I got drenched running from Bethnall Green tube station to the Broadway Bookshop in Hackney, arrived an hour early for the event, and sat dripping into a plate of quinoa and falafel, earwigging a conversation between two guys who wondered whether the waiter was omniscient or omnipresent (I think surly would have been a more appropriate adjective).
The event was organised by Rebekah Lattin-Rawstrone. I read a new short story called If dead fish could blink, which was commissioned for Sheffield Hallam’s annual anthology Matter – out later this year ( it will also feature a new story from Alison MacLeod, and a foreword by Maggie Gee).
Colleen Becker and Melissa Bailey read from novels in progress, which both sounded exciting, and Richard Tyrone Jones read one of the funniest shorts I’ve ever heard – The day everyone in the world’s arseholes disappeared.

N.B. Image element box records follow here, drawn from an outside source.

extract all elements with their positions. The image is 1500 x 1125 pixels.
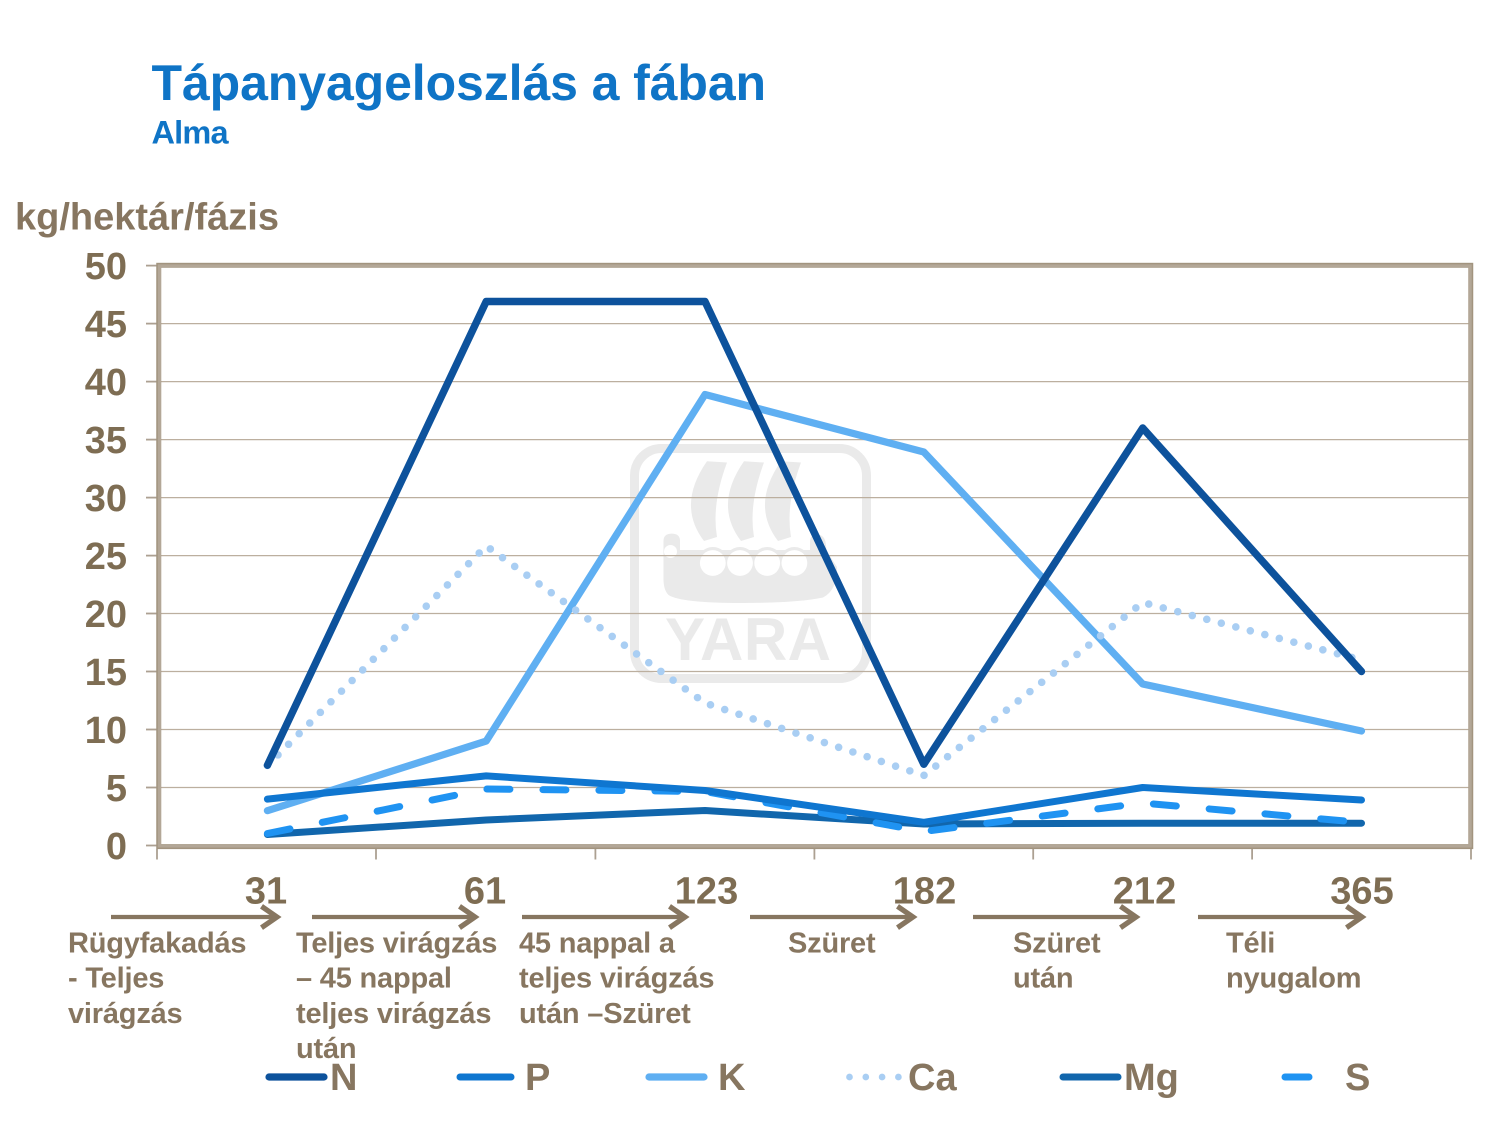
svg-text:Tápanyageloszlás a fában: Tápanyageloszlás a fában — [152, 55, 767, 111]
svg-text:10: 10 — [85, 710, 127, 752]
svg-text:K: K — [718, 1057, 746, 1099]
svg-text:Mg: Mg — [1124, 1057, 1179, 1099]
svg-text:YARA: YARA — [665, 606, 832, 673]
svg-text:P: P — [525, 1057, 550, 1099]
svg-text:45 nappal a: 45 nappal a — [519, 928, 676, 960]
svg-text:40: 40 — [85, 362, 127, 404]
svg-text:0: 0 — [106, 826, 127, 868]
svg-text:182: 182 — [893, 871, 956, 913]
svg-text:S: S — [1345, 1057, 1370, 1099]
svg-text:31: 31 — [245, 871, 287, 913]
svg-text:virágzás: virágzás — [68, 998, 182, 1030]
svg-text:kg/hektár/fázis: kg/hektár/fázis — [15, 197, 279, 239]
svg-text:után –Szüret: után –Szüret — [519, 998, 691, 1030]
svg-text:5: 5 — [106, 768, 127, 810]
svg-text:61: 61 — [464, 871, 506, 913]
svg-text:Téli: Téli — [1226, 928, 1275, 960]
svg-text:50: 50 — [85, 246, 127, 288]
svg-text:teljes virágzás: teljes virágzás — [296, 998, 491, 1030]
svg-text:– 45 nappal: – 45 nappal — [296, 963, 452, 995]
svg-text:- Teljes: - Teljes — [68, 963, 164, 995]
svg-text:N: N — [330, 1057, 357, 1099]
svg-text:Teljes virágzás: Teljes virágzás — [296, 928, 497, 960]
svg-text:20: 20 — [85, 594, 127, 636]
svg-text:után: után — [296, 1033, 356, 1065]
svg-text:Szüret: Szüret — [1013, 928, 1101, 960]
svg-text:30: 30 — [85, 478, 127, 520]
svg-text:Szüret: Szüret — [788, 928, 876, 960]
svg-text:45: 45 — [85, 304, 127, 346]
svg-text:365: 365 — [1330, 871, 1393, 913]
svg-text:után: után — [1013, 963, 1073, 995]
svg-text:35: 35 — [85, 420, 127, 462]
svg-text:15: 15 — [85, 652, 127, 694]
svg-text:Alma: Alma — [152, 115, 230, 151]
svg-text:Rügyfakadás: Rügyfakadás — [68, 928, 246, 960]
svg-text:Ca: Ca — [908, 1057, 957, 1099]
svg-text:123: 123 — [675, 871, 738, 913]
svg-text:nyugalom: nyugalom — [1226, 963, 1361, 995]
svg-text:25: 25 — [85, 536, 127, 578]
svg-text:teljes virágzás: teljes virágzás — [519, 963, 714, 995]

I got back to Kings Cross station early and went for a wander round St Pancras – I love St Pancras station. Everything there is so shiny it’s like walking five minutes into the future. I hope though that in the real future, it will be possible to find a pint of Guinness at 11pm, which it wasn’t on Tuesday. I had a chocolate shake instead. In the train on the way home, a girl was singing the opening fanfare of the lion king, just the first four seconds, over and over again. Hakuna Matata.